LAUREA Con la tesi dal titolo “Oltre l’oblio. L’impatto e l’eredità dell’opera di Pinot Gallizio“, Serena Squillari, albese classe 2002, la scorsa settimana si è laureata a pieni voti all’Accademia di belle arti di Firenze. La scelta di concludere il ciclo triennale con un approfondimento sul pittore nato ad Alba nel 1902 e morto nel 1964 è legata principalmente a «una lezione seguita per il corso di Arte contemporanea due, durante la quale la docente, parlando del contesto storico e artistico degli anni Cinquanta, ha iniziato ad approfondire la sua figura. Ha proiettato alcune immagini del mercato coperto, sono rimasta un po’ sorpresa e, guarda caso, la professoressa non si ricordava più il nome della città. Da lì sono partiti il mio interesse e la ricerca, che mi ha portato fino all’archivio Gallizio di Torino. Ho imparato a conoscere bene Gallizio soltanto dopo aver seguito il corso accademico. Strano, soprattutto per una persona nata e cresciuta ad Alba».

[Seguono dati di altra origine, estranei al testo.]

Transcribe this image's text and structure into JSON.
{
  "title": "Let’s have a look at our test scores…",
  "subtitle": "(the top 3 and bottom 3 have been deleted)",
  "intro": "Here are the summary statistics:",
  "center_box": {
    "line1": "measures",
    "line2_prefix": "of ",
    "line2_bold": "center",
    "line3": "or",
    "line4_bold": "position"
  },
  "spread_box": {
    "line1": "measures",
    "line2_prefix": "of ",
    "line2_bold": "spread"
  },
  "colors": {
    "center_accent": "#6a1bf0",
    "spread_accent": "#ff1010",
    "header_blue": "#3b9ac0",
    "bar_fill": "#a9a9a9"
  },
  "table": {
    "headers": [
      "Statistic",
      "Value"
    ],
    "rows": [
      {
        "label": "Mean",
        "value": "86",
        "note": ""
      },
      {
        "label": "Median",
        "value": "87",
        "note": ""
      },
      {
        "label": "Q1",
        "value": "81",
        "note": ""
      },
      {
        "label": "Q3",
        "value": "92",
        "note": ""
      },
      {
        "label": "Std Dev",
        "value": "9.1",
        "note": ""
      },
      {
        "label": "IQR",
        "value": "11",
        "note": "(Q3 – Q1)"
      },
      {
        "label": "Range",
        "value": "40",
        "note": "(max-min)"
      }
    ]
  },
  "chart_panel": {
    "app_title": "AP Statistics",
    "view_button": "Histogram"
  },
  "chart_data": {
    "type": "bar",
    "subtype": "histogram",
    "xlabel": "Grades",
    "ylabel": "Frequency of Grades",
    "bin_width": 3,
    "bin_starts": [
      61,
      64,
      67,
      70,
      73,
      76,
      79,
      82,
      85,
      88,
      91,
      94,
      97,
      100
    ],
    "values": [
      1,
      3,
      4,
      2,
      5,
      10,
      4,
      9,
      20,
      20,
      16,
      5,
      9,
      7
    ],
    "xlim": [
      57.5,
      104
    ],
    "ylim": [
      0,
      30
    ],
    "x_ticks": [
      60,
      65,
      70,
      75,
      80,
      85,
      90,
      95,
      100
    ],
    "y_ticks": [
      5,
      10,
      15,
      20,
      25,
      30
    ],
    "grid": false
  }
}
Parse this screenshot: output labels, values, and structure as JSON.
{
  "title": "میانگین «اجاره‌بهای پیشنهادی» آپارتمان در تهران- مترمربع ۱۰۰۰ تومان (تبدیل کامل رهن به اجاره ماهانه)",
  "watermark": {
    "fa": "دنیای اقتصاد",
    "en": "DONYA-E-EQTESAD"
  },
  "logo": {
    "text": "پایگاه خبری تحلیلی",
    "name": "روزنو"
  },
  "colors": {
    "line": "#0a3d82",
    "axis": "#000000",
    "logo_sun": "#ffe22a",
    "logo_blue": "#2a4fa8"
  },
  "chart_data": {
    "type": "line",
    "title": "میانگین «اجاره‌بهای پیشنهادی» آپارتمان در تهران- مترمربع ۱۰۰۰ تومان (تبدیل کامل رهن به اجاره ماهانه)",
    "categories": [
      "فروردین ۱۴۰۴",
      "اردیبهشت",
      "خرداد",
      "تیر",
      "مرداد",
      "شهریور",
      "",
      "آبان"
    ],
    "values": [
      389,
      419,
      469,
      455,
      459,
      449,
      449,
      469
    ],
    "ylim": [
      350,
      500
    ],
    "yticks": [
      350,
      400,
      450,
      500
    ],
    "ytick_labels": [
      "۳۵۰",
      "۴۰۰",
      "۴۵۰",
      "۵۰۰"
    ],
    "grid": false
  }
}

L’obiettivo del suo lavoro è stato «mettere in luce e analizzare l’impatto di Gallizio nell’arte contemporanea. La tesi è suddivisa in tre capitoli, il primo si concentra sulla biografia e su chi fosse Pinot prima della pittura. Le sue numerose occupazioni, dal farmacista all’archeologo, lo portarono alla fine del percorso ad abbracciare l’arte. La moglie e il figlio, quando scendeva in cantina per dipingere, pensavano fosse solo un passatempo. Il suo maestro si può dire che fu il giovane Piero Simondo: si verificò un’inconsueta inversione di ruoli, con il cinquantenne Gallizio pronto a imparare da un ventenne. In seguito, ad Albissola, incontrarono Asger Jorn e aderirono al movimento per una Bahuahus immaginista. Ad Alba organizzarono, nel 1956, il Primo congresso degli artisti liberi e, il 28 luglio 1957, a Cosio d’Arroscia furono tra coloro che diedero vita all’Internazionale situazionista. Gallizio fu in seguito espulso: il discorso antielitario e contro la pittura borghese, a un certo punto, è probabile che per lui fosse diventato un po’ stretto. Desiderava avere il proprio spazio nelle mostre. Lo ebbe, postumo, alla Biennale del 1964».
La seconda parte della tesi si concentra sulla tecnica: «Citando la Pittura industriale e la Caverna dell’antimateria ho considerato l’innovazione che all’epoca portò il gesto pittorico su larga scala, trasformato con il taglio e la vendita al metro. Infine, nel terzo capitolo, faccio un focus sulle mostre collettive e sul ruolo che queste esposizioni hanno nello sviluppo dell’arte contemporanea. In particolare, mi sono concentrata su una mostra in Italia e una a Londra».
Serena è ora interessata a proseguire gli studi con la laurea magistrale, sempre all’Accademia di Firenze. «Mi piacerebbe proseguire le ricerche su Gallizio. Ho collaborato molto bene con la direttrice dell’archivio Liliana Dematteis e con Maria Teresa Roberto, curatrice del catalogo delle opere del pittore albese. Mi hanno spinto a continuare, c’è ancora molto da fare. Si potrebbe approfondire, ad esempio, il rapporto con Carla Lonzi, la sua prima critica di fiducia».